O senhor de terno, a princípio, ficou cabreiro, protestou, estavam a gozá-lo, ele tinha feito a pergunta certa. Por que implicavam? O protestou piorou, todos riam, menos o pessoal do outro lado do balcão. Não sabiam o que Zé, o dono da CPL, podia estar pensando. Zé estava do outro lado, correndo a servir as mesas de fora, funcionários tinham faltado, problema com o horário de verão, o dono tinha de colocar a mão na massa. O senhor de terno de repente se deu conta da situação. Pediu:
“O que está havendo aqui?”.
“Uma revolta. Todos sabiam que ia estourar um dia. Ninguém mais aguenta. Acho que começou pelos pães, vai continuar com o açúcar, com os cravos, com os lírios, com as grades de portão com as câmeras nas ruas. Quem ainda aguenta essas câmeras que fotografam tudo? Depois será a vez do feijão, da farinha, dos sapatos, dos mantôs de veludo, dos saltos altos, dos cotonetes que avisaram, vão furar todos os ouvidos. Sabia que estão todos se quebrando e quebrando os pés das mulheres.”

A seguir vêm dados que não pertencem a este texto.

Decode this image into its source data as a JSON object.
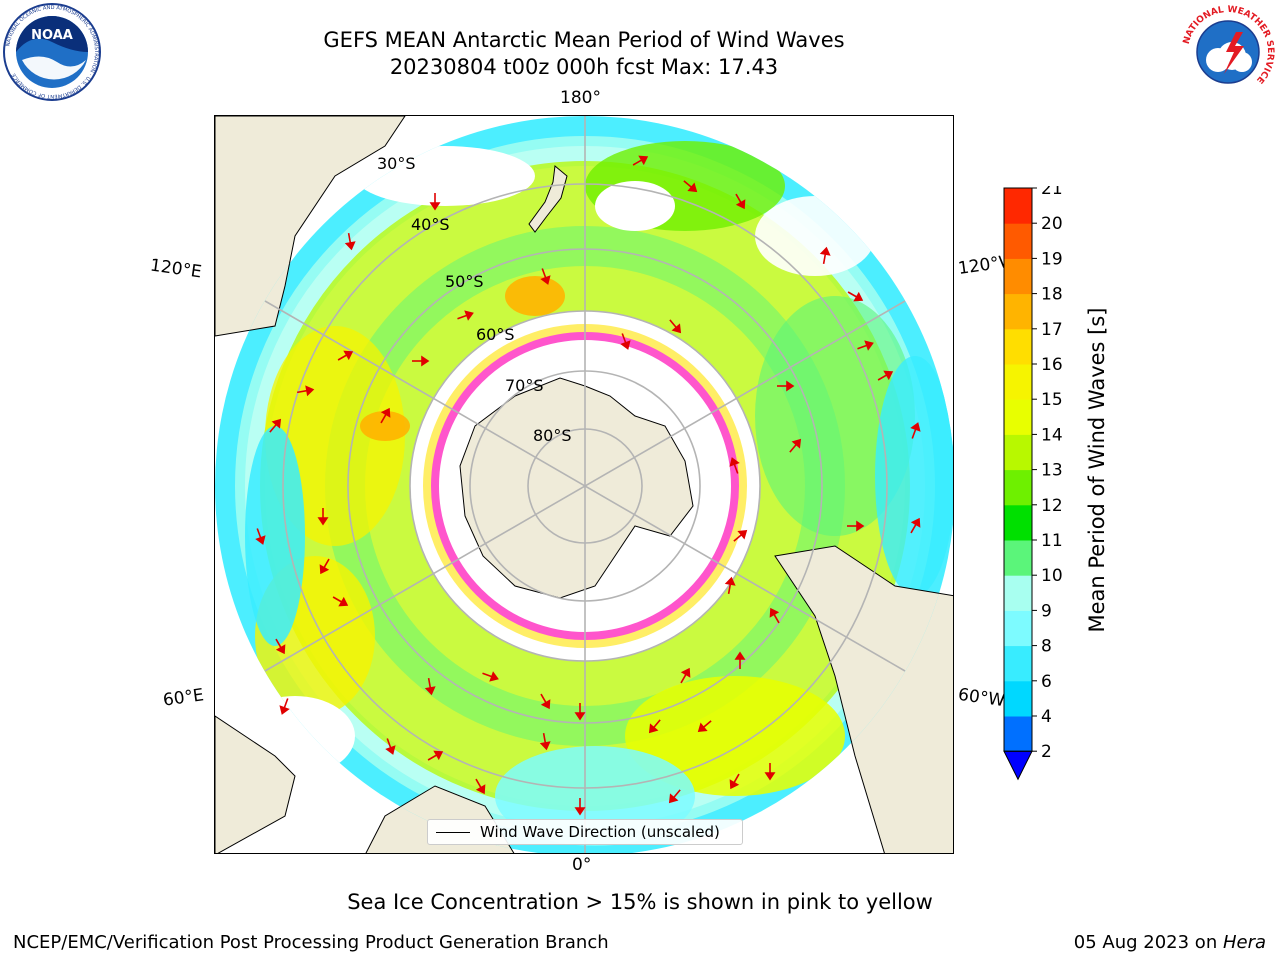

“Quem não aguenta o quê?”, indagou Eriberto, o Pequeno. Ele sempre foi assim, nunca entendeu nada. Tem muita gente como ele, de olhos fechados, ouvidos tapados, que nunca sabem o que se passa. E como está passando coisa! Passando demais. Como é que ninguém percebe, vê, enlouquece? Coisas terríveis, mas todo mundo calado, acho que roubaram a voz de todo mundo.
Então, o freguês que tinha visto o pão com a broinha de fubá explicou:
“Meu senhor, assim que o forno esquenta e começa a queimar, os pães caem fora do forno, saem correndo, senão acabam queimados.
Já ouvi muito pão gritando de dor, voando por cima de minha cabeça desesperado em busca de ar fresco. Às vezes, fica lá fora um grupo de pedintes e assim que os pães saem pela porta, pulam, agarram e correm”.